Vaetchanon is the Hebrew word for “pleaded” or “begged.” This refers to Moshe (Moses) pleading with G-d that He might allow him to enter the Promised Land. Some of the sages point out that this was likely because of the merit of destroying the two kings Og and Sichon. In the end, his plea for pardon was rejected. Although he was allowed to look into the Land, he was not allowed to enter in. In fact, the book of Deuteronomy is essentially the last 30 days or so of the life of Moshe as he prepares to die and encourage the people to keep the mitzvah (commands) of the L-RD.

There are many patterns that beg to be studied here in this parasha (portion.) Last year was a pretty exciting one where we looked at the pattern of “three” that repeated through chapter 6. This year we are looking at three things again. We will take a look at keeping, doing and teaching.

Deut 4:1, “Now, O Israel, listen to the statutes and the judgments which I teach you to observe, that you may live, and go in and possess the land which the L-RD G-d of your fathers is giving you.” (NKJV)

Moshe tells the people to listen to that which they have been taught. The obvious implication is that they are not just to hear what is being said, but to keep, adhere to, cling to these things that they may do them. Instruction without application leads to destruction!

Moses offers up evidence that this statement is true in that those who kept and “did” the mitzvah were the ones who had survived to take the Land.

Deut 4:5, “Surely I have taught you statutes and judgments, just as the L-RD my G-d commanded me, that you should act according to them in the land which you go to possess.”

Moses declared that he taught the people that which he had been taught himself from G-d. He makes clear that the point of the teaching is that there would be “doing.”

We can then tie in the next verse from chapter 4 with the “Shema” in Deuteronomy six. Let’s look at them back to back.

Deuteronomy 4:9, “Only take heed to yourself, and diligently keep yourself, lest you forget the things your eyes have seen, and lest they depart from your heart all the days of your life. And teach them to your children and your grandchildren,.”

Deuteronomy 6:4-9, “Hear, O Israel: The L-RD our G-d, the L-RD [is] one! 5 “You shall love the L-RD your G-d with all your heart, with all your soul, and with all your strength. 6 “And these words which I command you today shall be in your heart. 7 “You shall teach them diligently to your children, and shall talk of them when you sit in your house, when you walk by the way, when you lie down, and when you rise up. 8 “You shall bind them as a sign on your hand, and they shall be as frontlets between your eyes. 9 “You shall write them on the doorposts of your house and on your gates.”

This reinforcement of the hierarchy of teaching, so to speak, is clear. Moshe was taught by G- d and then he taught the people. Here we are being made fully aware that our job is first to be good students in that we hear it and learn it, but that we put into practice that which we have

been taught that we may experience G-d and His Way as fully as possible.

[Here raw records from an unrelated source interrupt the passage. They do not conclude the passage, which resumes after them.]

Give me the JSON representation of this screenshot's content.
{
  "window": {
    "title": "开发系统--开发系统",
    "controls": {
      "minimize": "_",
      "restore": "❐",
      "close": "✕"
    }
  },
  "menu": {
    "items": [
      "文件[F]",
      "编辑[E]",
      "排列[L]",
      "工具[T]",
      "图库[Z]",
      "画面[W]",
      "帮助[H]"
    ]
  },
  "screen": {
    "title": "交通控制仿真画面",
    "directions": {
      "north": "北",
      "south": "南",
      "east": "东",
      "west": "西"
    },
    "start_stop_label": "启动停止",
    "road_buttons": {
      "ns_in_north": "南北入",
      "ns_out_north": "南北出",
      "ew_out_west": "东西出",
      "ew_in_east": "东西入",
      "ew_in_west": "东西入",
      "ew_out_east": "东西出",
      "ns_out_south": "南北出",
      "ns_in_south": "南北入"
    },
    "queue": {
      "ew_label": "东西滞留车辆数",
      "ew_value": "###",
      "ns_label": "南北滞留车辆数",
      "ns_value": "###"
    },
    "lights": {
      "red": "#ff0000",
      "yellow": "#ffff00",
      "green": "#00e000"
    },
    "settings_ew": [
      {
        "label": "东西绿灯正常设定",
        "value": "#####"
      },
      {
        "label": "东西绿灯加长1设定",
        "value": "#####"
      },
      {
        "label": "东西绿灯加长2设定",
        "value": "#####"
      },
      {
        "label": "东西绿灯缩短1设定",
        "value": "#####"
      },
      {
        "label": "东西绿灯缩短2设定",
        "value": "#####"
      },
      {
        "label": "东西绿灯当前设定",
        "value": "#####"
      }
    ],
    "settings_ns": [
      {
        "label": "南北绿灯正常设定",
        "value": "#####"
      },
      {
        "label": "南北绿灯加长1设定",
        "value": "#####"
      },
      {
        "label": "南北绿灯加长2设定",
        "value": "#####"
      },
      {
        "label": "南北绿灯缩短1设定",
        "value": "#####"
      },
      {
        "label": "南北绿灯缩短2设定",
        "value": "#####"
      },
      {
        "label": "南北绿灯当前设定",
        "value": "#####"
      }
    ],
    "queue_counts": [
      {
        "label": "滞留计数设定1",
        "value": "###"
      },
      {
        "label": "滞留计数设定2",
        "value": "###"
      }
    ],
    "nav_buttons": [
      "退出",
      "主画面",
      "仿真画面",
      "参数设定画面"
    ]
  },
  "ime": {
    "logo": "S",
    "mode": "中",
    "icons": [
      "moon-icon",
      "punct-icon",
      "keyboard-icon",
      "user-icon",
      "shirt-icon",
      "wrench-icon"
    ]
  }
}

It is in this experiential set of lessons that we then are filled up that we may pour out. Pour out into our children. This is a responsibility that we are to set about with diligence!

But wait there’s more! Remember what we discussed last year from this same parasha. What does it mean to teach our children? On the pashat (surface) level it means what it sounds like. If we have sons and daughters we teach them thoroughly the Word of the L-RD, i.e., Torah. We speak of it all the time fulfilling the mitzvah and instilling in them the firm foundation of the faith.

But we learned that beyond that we are to have “spiritual children.” It is well known and accepted in Judaism that the person who teaches you Torah is considered your spiritual father. We are not hearing and doing the commands of Torah to be part of some club. We are not learning and keeping them just so we can be good examples to our kids, although that is a good thing. The fact is that we all are required to have children spiritually speaking regardless of whether or not we have natural children! We are commanded to go and make disciples of all men! You can’t make disciples you are not first teaching.

Oh my! There is so much more to teach, but I believe I have given you enough to chew on for now. Next year, HaShem willing, we will pick up from here. Shalom!